Mortgages and Loans are not similar, people often confuse them as being the same thing. A mortgage is an immovable property like a house, land, or other real estate, which can be used as collateral to secure a loan. On the other hand, a loan is money borrowed from banks or financial institutions for various kinds of requirements, it may be collateral-free or secured.

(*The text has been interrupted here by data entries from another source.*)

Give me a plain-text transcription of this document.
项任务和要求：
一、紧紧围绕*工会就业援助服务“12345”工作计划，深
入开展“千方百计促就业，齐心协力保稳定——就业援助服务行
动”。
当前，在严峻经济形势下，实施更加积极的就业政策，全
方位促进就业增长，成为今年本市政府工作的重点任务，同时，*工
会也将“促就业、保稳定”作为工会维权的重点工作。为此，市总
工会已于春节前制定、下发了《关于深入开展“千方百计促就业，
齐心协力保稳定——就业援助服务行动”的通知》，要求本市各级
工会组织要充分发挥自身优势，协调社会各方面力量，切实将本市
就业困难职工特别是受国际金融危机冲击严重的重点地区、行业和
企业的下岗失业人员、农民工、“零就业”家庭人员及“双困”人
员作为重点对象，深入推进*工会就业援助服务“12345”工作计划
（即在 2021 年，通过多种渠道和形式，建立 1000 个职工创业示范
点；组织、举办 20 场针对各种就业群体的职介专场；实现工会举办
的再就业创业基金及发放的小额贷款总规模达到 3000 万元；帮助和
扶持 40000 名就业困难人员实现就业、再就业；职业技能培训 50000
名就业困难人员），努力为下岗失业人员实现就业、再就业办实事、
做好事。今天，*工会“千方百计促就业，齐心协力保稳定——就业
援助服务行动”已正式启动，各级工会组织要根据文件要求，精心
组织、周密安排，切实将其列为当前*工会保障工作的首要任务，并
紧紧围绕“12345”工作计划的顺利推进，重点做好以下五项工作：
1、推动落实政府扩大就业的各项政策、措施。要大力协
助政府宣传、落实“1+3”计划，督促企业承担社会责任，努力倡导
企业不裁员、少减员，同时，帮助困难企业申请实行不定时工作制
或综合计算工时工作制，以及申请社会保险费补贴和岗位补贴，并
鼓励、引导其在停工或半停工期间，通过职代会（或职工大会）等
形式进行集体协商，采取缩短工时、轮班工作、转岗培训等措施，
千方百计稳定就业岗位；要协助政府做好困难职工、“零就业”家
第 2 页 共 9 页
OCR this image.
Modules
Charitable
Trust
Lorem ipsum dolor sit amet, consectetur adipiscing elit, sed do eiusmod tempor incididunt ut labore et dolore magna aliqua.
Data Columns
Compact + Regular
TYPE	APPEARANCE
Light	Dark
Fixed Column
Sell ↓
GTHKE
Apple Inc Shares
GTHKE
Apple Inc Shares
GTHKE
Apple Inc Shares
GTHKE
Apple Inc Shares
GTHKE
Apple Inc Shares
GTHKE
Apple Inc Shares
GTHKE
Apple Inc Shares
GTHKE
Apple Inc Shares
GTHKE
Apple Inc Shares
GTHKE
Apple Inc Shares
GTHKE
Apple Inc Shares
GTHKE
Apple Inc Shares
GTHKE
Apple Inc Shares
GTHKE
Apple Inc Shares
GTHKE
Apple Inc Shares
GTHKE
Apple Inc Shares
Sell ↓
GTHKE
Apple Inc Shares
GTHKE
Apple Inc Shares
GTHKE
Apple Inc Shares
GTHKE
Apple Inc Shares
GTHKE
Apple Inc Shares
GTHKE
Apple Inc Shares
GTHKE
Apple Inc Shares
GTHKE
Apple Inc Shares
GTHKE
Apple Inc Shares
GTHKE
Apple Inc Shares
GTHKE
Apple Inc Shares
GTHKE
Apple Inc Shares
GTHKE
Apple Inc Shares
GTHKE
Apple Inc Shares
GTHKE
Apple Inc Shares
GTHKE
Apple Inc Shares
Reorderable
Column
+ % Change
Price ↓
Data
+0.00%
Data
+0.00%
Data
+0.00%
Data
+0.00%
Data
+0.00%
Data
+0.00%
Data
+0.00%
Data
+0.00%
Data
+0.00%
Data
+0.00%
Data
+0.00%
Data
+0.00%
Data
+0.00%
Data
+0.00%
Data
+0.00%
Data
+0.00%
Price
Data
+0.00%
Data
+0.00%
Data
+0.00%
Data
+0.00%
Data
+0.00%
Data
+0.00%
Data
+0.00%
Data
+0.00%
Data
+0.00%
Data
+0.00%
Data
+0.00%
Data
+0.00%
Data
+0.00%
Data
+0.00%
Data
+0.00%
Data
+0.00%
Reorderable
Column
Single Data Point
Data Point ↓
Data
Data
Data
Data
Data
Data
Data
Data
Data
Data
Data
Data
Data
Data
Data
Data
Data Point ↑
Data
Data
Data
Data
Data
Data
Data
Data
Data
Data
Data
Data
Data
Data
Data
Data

A loan is a relationship between the creditor, that is, the lender, and the debtor, that is, the borrower, and a mortgage is a type of loan, it comes under the category of types of loans. A mortgage is a secured loan, in which collateral is placed with the creditor to get the loan.

Types of Mortgages-

  • Fixed-rate Mortgages: These are large loans, that can be repaid over a long period. These kinds have a fixed rate of interest, which can be changed only on the refinancing of the initial loan. Under this category, a vast majority of home loans can be seen.
  • Reverse Mortgages: In this, the borrowing of money is on monthly basis, the entire amount is divided in installments and the lender gives the borrower those installments every month.
  • English Mortgages: In this, the borrower has to make the property in the name of the lender, with the legal agreement of having it back in his name once the loan is repaid completely.
  • Equitable Mortgages: In this, the title deed of the property as collateral is given to the lender. This is done to secure the property.
  • Usufructuary Mortgages: In this, the lender can put the property on rent or use it for other purposes, during the loan period. But main rights remain with the borrower only.
  • Balloon Mortgages: This has a fixed rate of interest which can be paid for a fixed period with small payments.
  • Variable-Rate Mortgages: This kind of mortgage offers a lower rate of interest in comparison to fixed-rate mortgages.
  • Anomalous Mortgages: This is a mixture of all other types of mortgages.

The Mortgage Process-

The borrowers would apply to one or more mortgage lenders. Then the lender would look into the borrower’s capability of repaying the loan, which includes the borrower’s bank statements, current employment status, and tax returns. If the application gets approved, the lender will give a certain amount of money for a loan to the borrower with a fixed rate of interest. Once both the lender and the borrower agree on all the terms, they come to a closing. After the closing, the borrower makes a down payment to the lender.

Closing thoughts-

In this era of real-estate being at a rapid increase, having a house or investing in a property is what most people do early in their lives. Mortgage loans can be essential for this home buying process and in French mortgage means ‘death pledge’, which means they die once they are fully repaid.